In "Hamlet" does Hamlet think he is mad himself?I know some characters think that Hamlet is mad but I'm not sure if Hamlet thinks the same as those other characters.

Expert Answers
mrs-campbell eNotes educator| Certified Educator

I don't believe that he thinks he is mad.  In fact, he confesses after the ghost appears that he is going to put on an "antic disposition" in order to throw people off.  That antic disposition is the kooky, distancing, and alarming things that he does and says to make everyone think that he is mad.  So, other characters feeling that he has lost his marbles is an indication that Hamlet's plan is working.  He wants people to feel he isn't all there; that way, they won't take him seriously, and if he does something to alert Claudius that he's snooping around about the murder, Claudius is more likely to dismiss it, because it's just that crazy Hamlet being crazy again.

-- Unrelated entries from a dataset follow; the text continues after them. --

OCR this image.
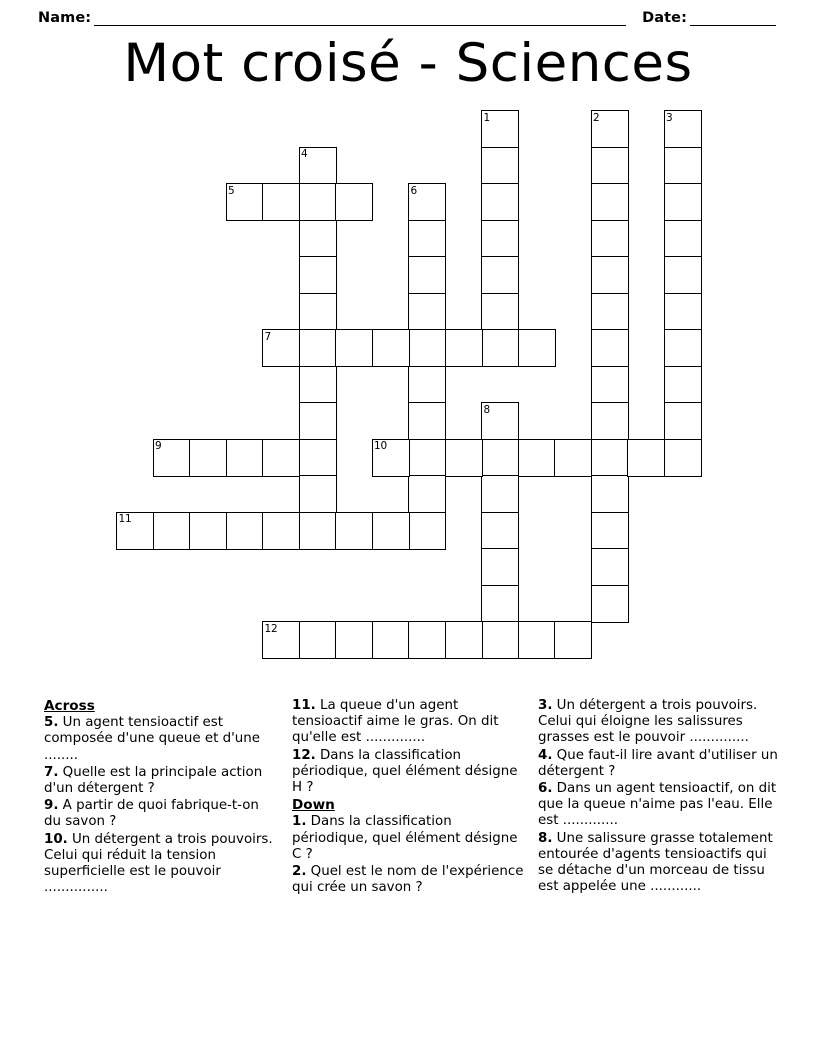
Name:	Date:
Mot croisé - Sciences
1	2	3
4
5	6
7
8
9	10
11
12
Across
5. Un agent tensioactif est composée d'une queue et d'une ........
7. Quelle est la principale action d'un détergent ?
9. A partir de quoi fabrique-t-on du savon ?
10. Un détergent a trois pouvoirs. Celui qui réduit la tension superficielle est le pouvoir ...............
11. La queue d'un agent tensioactif aime le gras. On dit qu'elle est ..............
12. Dans la classification périodique, quel élément désigne H ?
Down
1. Dans la classification périodique, quel élément désigne C ?
2. Quel est le nom de l'expérience qui crée un savon ?
3. Un détergent a trois pouvoirs. Celui qui éloigne les salissures grasses est le pouvoir ..............
4. Que faut-il lire avant d'utiliser un détergent ?
6. Dans un agent tensioactif, on dit que la queue n'aime pas l'eau. Elle est .............
8. Une salissure grasse totalement entourée d'agents tensioactifs qui se détache d'un morceau de tissu est appelée une ............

The only true glimpses that we get of Hamlet and what he feels about himself are during his soliloquys.  In these, he ponders the meaning of life, and why we are such cowards about dying, he raves against his own cowardice in action-he says that all he does is "unpack his heart with words" instead of actually committing revenge.  All of the thoughts that he expresses during these alone moments are completely lucid, logical, well-thought out, and don't deal with madness or insanity at all.  If he was afraid of madness, when alone, he would express that fear; instead, he is afraid he is a coward, and that is his main concern when alone.  So, madness is not something that worries him.

Those are just my thoughts; hopefully they can get you started.  Good luck!